Philippe told Paul that evening that his mother’s body had been found and would eventually be put into a grave. Paul seemed to take the news calmly, and my eyes met Philippe’s.
Surely this can’t be a
normal reaction
, we were both thinking. But what did we know? Yet another question for the psychologist.

The police had asked Philippe if he had owned a watch like one they had found near the car with a broken pin (yes, it looked like one he’d once had, but hadn’t worn for years). They’d asked him a lot more, I could tell, but he, like Elise, didn’t want to talk about it.

I called Simon.

“Do they have any clues, any suspects?” he asked.

“They … I think they’re suspecting Philippe,” I whispered, sounding as miserable as I felt. “They found a man’s watch near the car they seem to think was his.”

“Have they traced it to him?” Simon’s voice was sharp.

“No,” I said, shaking my head, never mind that he couldn’t see me. “At least not that I know of. But he says it does look like one he used to have.”

Simon was quiet for a long moment. “Even if it is his watch, Troy, this was his wife, it was her car.
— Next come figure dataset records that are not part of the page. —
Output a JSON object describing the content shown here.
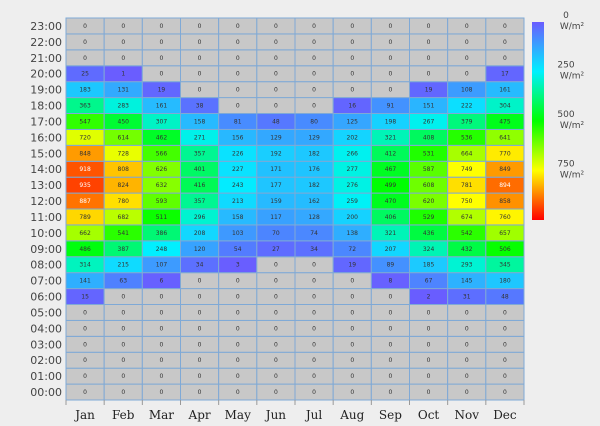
{
  "chart_data": {
    "type": "heatmap",
    "title": "",
    "xlabel": "",
    "ylabel": "",
    "x_categories": [
      "Jan",
      "Feb",
      "Mar",
      "Apr",
      "May",
      "Jun",
      "Jul",
      "Aug",
      "Sep",
      "Oct",
      "Nov",
      "Dec"
    ],
    "y_categories": [
      "00:00",
      "01:00",
      "02:00",
      "03:00",
      "04:00",
      "05:00",
      "06:00",
      "07:00",
      "08:00",
      "09:00",
      "10:00",
      "11:00",
      "12:00",
      "13:00",
      "14:00",
      "15:00",
      "16:00",
      "17:00",
      "18:00",
      "19:00",
      "20:00",
      "21:00",
      "22:00",
      "23:00"
    ],
    "values_by_hour": [
      [
        0,
        0,
        0,
        0,
        0,
        0,
        0,
        0,
        0,
        0,
        0,
        0
      ],
      [
        0,
        0,
        0,
        0,
        0,
        0,
        0,
        0,
        0,
        0,
        0,
        0
      ],
      [
        0,
        0,
        0,
        0,
        0,
        0,
        0,
        0,
        0,
        0,
        0,
        0
      ],
      [
        0,
        0,
        0,
        0,
        0,
        0,
        0,
        0,
        0,
        0,
        0,
        0
      ],
      [
        0,
        0,
        0,
        0,
        0,
        0,
        0,
        0,
        0,
        0,
        0,
        0
      ],
      [
        0,
        0,
        0,
        0,
        0,
        0,
        0,
        0,
        0,
        0,
        0,
        0
      ],
      [
        15,
        0,
        0,
        0,
        0,
        0,
        0,
        0,
        0,
        2,
        31,
        48
      ],
      [
        141,
        63,
        6,
        0,
        0,
        0,
        0,
        0,
        8,
        67,
        145,
        180
      ],
      [
        314,
        215,
        107,
        34,
        3,
        0,
        0,
        19,
        89,
        185,
        293,
        345
      ],
      [
        486,
        387,
        248,
        120,
        54,
        27,
        34,
        72,
        207,
        324,
        432,
        506
      ],
      [
        662,
        541,
        386,
        208,
        103,
        70,
        74,
        138,
        321,
        436,
        542,
        657
      ],
      [
        789,
        682,
        511,
        296,
        158,
        117,
        128,
        200,
        406,
        529,
        674,
        760
      ],
      [
        887,
        780,
        593,
        357,
        213,
        159,
        162,
        259,
        470,
        620,
        750,
        858
      ],
      [
        935,
        824,
        632,
        416,
        243,
        177,
        182,
        276,
        499,
        608,
        781,
        894
      ],
      [
        918,
        808,
        626,
        401,
        227,
        171,
        176,
        277,
        467,
        587,
        749,
        849
      ],
      [
        848,
        728,
        566,
        357,
        226,
        192,
        182,
        266,
        412,
        531,
        664,
        770
      ],
      [
        720,
        614,
        462,
        271,
        156,
        129,
        129,
        202,
        321,
        408,
        536,
        641
      ],
      [
        547,
        450,
        307,
        158,
        81,
        48,
        80,
        125,
        198,
        267,
        379,
        475
      ],
      [
        363,
        283,
        161,
        38,
        0,
        0,
        0,
        16,
        91,
        151,
        222,
        304
      ],
      [
        183,
        131,
        19,
        0,
        0,
        0,
        0,
        0,
        0,
        19,
        108,
        161
      ],
      [
        25,
        1,
        0,
        0,
        0,
        0,
        0,
        0,
        0,
        0,
        0,
        17
      ],
      [
        0,
        0,
        0,
        0,
        0,
        0,
        0,
        0,
        0,
        0,
        0,
        0
      ],
      [
        0,
        0,
        0,
        0,
        0,
        0,
        0,
        0,
        0,
        0,
        0,
        0
      ],
      [
        0,
        0,
        0,
        0,
        0,
        0,
        0,
        0,
        0,
        0,
        0,
        0
      ]
    ],
    "color_scale": {
      "min": 0,
      "max": 1000,
      "zero_color": "#c8c8c8",
      "stops": [
        {
          "value": 0,
          "color": "#6a5cff"
        },
        {
          "value": 250,
          "color": "#00f0ff"
        },
        {
          "value": 500,
          "color": "#00ff00"
        },
        {
          "value": 750,
          "color": "#ffff00"
        },
        {
          "value": 1000,
          "color": "#ff0000"
        }
      ],
      "tick_values": [
        "0",
        "250",
        "500",
        "750"
      ],
      "unit": "W/m²"
    },
    "grid_line_color": "#7fa9d6"
  }
}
She could have had the watch with her for some reason; she could have been taking it to be repaired.”

“I know.” I was crying quietly by now, and I think he knew it.

“This doesn’t mean anything,” he said, and his matter-of-factness calmed me. “The killer could be anybody who knew Philippe had money. It could be a complete stranger; it could be someone he used to work with. It could be Madeleine’s brother. It could be someone trying to frame him.”

It hurt even to get the words out: “What do you think?”

“I think you should trust your instincts, Troy. The one thing I can tell you is that I don’t think that Philippe would ever hurt Paul, or do anything that could hurt him.”

Philippe knew the police considered him a suspect, but having his wife’s body found apparently provided him some closure. He seemed calmer. Paul seemed no different, but Claude took several days off work, and stopped coming for dinner.

Claude, I realized, must have been clinging to the hope that his sister would be found alive. Which I suppose hadn’t been much more unlikely than Paul’s coming home as he had.

They held a funeral service in Montreal. I didn’t know if the body would be buried or if the police had to keep it until the case was closed, and didn’t ask. After some thought, Philippe decided Paul should attend, and we took him out to buy a tiny suit. Elise and Claude went to the service. I didn’t. I hoped Jameson had notified Gina—it seemed that Madeleine should have at least one personal friend there.

It was a long day for me in Ottawa. I took a bike ride. I worked. I cleaned my bike. I walked Tiger for an hour. I emailed Baker. I thought. And then I called Thomas. It was a short and pained conversation. I told him I didn’t see a future ahead for us. He thanked me for calling, and that was that. I hung up, and then I cried.